Shower: I’m not leaving the house without soaping up my body first.
With the above, the check list every Saturday morning of the cricket season includes: whites soaked and ironed to perfection, lunch packed, two folding chairs, five litres of water, two bottles of Gatorade, one giant tube of sunscreen.
Why do I put myself through this at an obscene hour? Because from October to March, my blond- haired boy aspires to be the next Brett Lee with his bowling; he possess the ferocity and passion of Mitchell Johnson as he powers down the pitch to claim wickets. His under-14 cricket games are taken as seriously as Michael Clarke takes The Ashes.
My Saturday cricket buddies (aka other parents) are a good bunch.
The coach is a high-school deputy principal. He pushes the boys and has a quiet, tough-love influence that is astounding to watch. He’s led them to three premierships.
Jim, assistant coach, also our next door neighbour. The supportive and encouraging one.
The drop-and-run parents of triplets in the team; no idea who they are.

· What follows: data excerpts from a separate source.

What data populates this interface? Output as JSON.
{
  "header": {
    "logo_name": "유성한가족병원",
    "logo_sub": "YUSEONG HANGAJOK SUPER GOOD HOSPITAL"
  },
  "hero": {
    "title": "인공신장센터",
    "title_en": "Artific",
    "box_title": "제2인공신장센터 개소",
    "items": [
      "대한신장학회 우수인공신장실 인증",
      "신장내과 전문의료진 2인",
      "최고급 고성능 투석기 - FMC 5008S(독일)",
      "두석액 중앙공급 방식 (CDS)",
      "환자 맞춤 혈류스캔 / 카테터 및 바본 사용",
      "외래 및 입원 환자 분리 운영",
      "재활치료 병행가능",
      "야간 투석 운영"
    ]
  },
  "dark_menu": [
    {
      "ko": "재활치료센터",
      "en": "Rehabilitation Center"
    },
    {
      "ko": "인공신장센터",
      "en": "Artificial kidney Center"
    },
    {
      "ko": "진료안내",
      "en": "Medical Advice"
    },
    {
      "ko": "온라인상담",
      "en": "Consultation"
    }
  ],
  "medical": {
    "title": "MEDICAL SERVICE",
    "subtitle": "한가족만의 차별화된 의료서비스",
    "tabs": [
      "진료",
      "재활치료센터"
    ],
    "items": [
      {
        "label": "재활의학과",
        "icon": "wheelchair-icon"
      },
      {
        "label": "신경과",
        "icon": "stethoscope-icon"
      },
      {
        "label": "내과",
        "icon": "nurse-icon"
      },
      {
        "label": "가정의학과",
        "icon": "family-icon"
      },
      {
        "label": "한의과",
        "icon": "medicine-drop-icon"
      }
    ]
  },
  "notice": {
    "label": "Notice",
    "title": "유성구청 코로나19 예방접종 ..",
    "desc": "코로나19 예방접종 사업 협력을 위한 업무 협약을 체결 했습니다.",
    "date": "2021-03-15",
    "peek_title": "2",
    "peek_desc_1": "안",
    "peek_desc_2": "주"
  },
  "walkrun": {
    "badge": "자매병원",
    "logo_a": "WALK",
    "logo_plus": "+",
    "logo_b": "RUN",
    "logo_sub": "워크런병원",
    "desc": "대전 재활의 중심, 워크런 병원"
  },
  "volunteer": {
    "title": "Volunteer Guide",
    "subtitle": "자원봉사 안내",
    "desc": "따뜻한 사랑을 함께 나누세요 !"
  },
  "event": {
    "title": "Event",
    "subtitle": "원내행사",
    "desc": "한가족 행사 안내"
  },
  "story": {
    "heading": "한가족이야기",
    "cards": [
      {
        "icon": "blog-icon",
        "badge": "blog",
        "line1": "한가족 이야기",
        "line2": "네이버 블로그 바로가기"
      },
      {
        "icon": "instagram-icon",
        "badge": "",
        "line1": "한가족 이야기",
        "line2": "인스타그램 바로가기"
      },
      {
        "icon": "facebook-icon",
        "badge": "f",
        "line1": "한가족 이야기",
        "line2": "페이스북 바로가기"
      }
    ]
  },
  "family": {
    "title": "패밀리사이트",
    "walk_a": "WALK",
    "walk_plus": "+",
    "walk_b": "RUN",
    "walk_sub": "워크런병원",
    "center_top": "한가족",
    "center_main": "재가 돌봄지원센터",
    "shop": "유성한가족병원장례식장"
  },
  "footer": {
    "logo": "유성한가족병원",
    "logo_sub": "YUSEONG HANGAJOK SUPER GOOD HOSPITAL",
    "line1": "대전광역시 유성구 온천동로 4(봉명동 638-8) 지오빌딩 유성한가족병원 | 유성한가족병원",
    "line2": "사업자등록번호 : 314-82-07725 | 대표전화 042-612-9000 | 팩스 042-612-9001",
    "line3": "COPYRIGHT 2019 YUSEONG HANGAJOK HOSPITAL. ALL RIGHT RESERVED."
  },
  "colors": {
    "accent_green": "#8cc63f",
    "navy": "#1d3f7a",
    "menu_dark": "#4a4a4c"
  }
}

The older parents in their late 50s . He’s blind with a cane. She asks him every time their boy does something significant, if he saw it. Some days I want to yell “No, he didn’t. He’s blind.” Other days when I have had more caffeine, my eyes fill with tears at I tear up at her commitment to share the experience with him.
The single Dad of two: my kindred spirit in caffeine addiction. He always has my back when it comes to coffee.
The divorced couple who sit at opposite ends of the field and send messages to each other via the children.
The passive-aggressive competitive couple. Our kids went to kindy together and now the same high school. I avoid her by burrowing into my camp chair. When she does corner me, I feel my teeth grind.
Over the past three summers we have witnessed the benefits of participating in Australia’s iconic game. Mateship, working as a team, the art of graciousness in winning and losing, responsibility and leadership — and I’m not talking just about the kids.